Which Contributes to Better Metabolism: 3 Large Meals or 6 Smaller Meals?

Aug 25, 2011

Submitted by Stuart Yeatts, General Manager, O2 Fitness Express

How many meals should one eat through out the day to achieve maximum weight loss and overall health benefits?  3 large meals or 5-6 smaller meals?  One of the most important keys to building muscle, losing body fat, and feeling energetic throughout the day is controlling your metabolism.  Metabolism is the chemical process that the nutrients in your food go through once eaten.  Eating smaller, more frequent meals is a sound nutritional strategy that can help you achieve your weight loss goals while increasing your metabolic rate.
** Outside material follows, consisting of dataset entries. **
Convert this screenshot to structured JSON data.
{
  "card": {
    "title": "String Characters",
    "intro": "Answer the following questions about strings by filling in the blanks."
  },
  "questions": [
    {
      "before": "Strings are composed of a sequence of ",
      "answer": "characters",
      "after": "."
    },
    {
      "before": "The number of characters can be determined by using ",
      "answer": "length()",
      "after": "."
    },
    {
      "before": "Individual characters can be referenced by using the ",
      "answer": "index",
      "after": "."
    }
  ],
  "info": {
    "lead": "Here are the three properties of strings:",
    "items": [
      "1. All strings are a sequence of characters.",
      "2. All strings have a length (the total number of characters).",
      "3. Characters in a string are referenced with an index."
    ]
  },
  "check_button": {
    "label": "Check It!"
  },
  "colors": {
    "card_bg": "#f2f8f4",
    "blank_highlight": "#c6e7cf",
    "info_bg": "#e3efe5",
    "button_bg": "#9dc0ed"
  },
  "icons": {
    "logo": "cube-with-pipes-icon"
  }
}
Consuming five-six meals every three hours or so evenly throughout the day is much more efficient than eating only two meals equaling the same amount.  But what if I am not hungry every three hours?  We still need to eat.  When we do not consistently feed our bodies, our bodies go into “panic” mode meaning it will hold on to stored body fat.  This makes it harder for you to drop those unwanted pounds and tone and firm those trouble areas.  So if we feed our bodies on a regular basis then there is no need for it to hold on to the body fat it reserved from “panic” mode.

Now no one is suggesting that you should force down six full course meals in a day.  Common sense dictates that eating more often allows you to eat smaller meals; on the whole, your caloric consumption will have increased dramatically, but each meal will be small enough to simply satisfy, not stuff.  For most people six meals a day is more practical when you consider prep time, work schedules, food costs and simple eating time.

In the end, increasing the number of meals you consume in a day will allow to  manipulate the efficiency of your metabolism; it will give you more energy, allow you to concentrate better and give you more stamina for life. What it will also do, and this is important to the bodybuilder, is allow your body to run on complex carbohydrates, which take longer to process and provide better, longer lasting energy (providing you’ve made smart choices for those meals), leaving virtually all of your protein intake for muscle repair, and in turn enhancing your ability to gain lean muscle mass.